Chanson rageuse, au titre empruntant aussi bien à Shakespeare qu’au chanteur Woody Guthrie, Idiot Wind dénonce la bêtise de toute forme de pouvoir. Dylan y déplace les motifs narratifs de la chanson contestataire en ne se plaçant plus du point de vue des victimes comme il le fit jadis, mais des individus eux-mêmes qui doivent désormais apprendre à survivre dans un monde en mouvement permanent. La galerie de portraits, croqués dans Tangled Up In Blue, met en scène la quête de sens d’hommes et de femmes dans le pays. Tous les personnages de l’album sont à la recherche de communautés symboliques car les communautés politiques traditionnelles se sont effondrées. La présidence, les partis, les syndicats, l’armée, tout semble parti à la dérive dans une Amérique en proie en doute au milieu des années 1970. Que faire alors ?

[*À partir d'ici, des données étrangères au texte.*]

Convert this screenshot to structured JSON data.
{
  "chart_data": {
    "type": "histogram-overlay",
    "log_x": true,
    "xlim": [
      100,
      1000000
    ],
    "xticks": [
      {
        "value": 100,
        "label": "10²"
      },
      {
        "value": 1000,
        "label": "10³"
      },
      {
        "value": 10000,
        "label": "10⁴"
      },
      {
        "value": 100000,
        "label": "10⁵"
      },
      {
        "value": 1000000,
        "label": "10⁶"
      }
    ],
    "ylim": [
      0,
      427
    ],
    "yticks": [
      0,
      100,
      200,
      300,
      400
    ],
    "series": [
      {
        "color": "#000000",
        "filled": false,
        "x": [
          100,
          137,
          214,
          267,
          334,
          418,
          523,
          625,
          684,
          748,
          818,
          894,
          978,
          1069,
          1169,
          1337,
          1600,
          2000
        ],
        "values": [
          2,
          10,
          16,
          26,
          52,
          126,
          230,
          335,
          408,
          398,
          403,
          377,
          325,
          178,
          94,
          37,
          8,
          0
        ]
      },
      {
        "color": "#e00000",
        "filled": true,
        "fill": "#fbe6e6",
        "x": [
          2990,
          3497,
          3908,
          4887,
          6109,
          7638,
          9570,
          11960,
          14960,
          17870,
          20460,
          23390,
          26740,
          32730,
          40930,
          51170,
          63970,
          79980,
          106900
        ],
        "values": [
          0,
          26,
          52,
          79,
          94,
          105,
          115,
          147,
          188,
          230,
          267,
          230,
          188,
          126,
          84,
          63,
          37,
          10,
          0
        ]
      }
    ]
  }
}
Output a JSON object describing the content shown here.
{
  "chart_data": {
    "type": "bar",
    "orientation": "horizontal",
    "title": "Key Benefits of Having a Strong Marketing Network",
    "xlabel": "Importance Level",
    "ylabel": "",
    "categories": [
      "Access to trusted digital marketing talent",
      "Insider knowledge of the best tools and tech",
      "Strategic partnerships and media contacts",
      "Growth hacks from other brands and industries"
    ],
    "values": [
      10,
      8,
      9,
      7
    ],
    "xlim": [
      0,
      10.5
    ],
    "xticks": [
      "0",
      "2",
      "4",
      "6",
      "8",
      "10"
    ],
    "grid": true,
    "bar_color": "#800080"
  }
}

Inventer inlassablement d’autres communautés, nous répond Dylan, avec les êtres aimés, perdus de vue ou reconquis, comme le fait le trio Lily, Rosemary et le valet de cœur (Lily, Rosemary and the Jack of Hearts) ou l’amoureux transi de You’re Gonna Make me Lonesome When You Go. Dans ce disque politique, Dylan fait le deuil d’une certain manière de faire collectivement de la politique et réinvente des utopies à l’échelle individuelle. Autour de lui, les communautés utopiques se multiplient dans les années 1970 de la Californie au Midwest en passant par les Etats du Sud. Lui-même repartira sur les routes dans les mois qui suivront la publication de l’album avec sa tournée Rolling Thunder Review. Allusion évidente à l’opération de bombardements massifs au Vietnam, le titre de la tournée annonce également la reprise en main par les individus de leur vie dans un temps particulièrement sombre. Quand tout s’effondre, chante Dylan, il reste malgré tout l’art, l’amour et la communauté.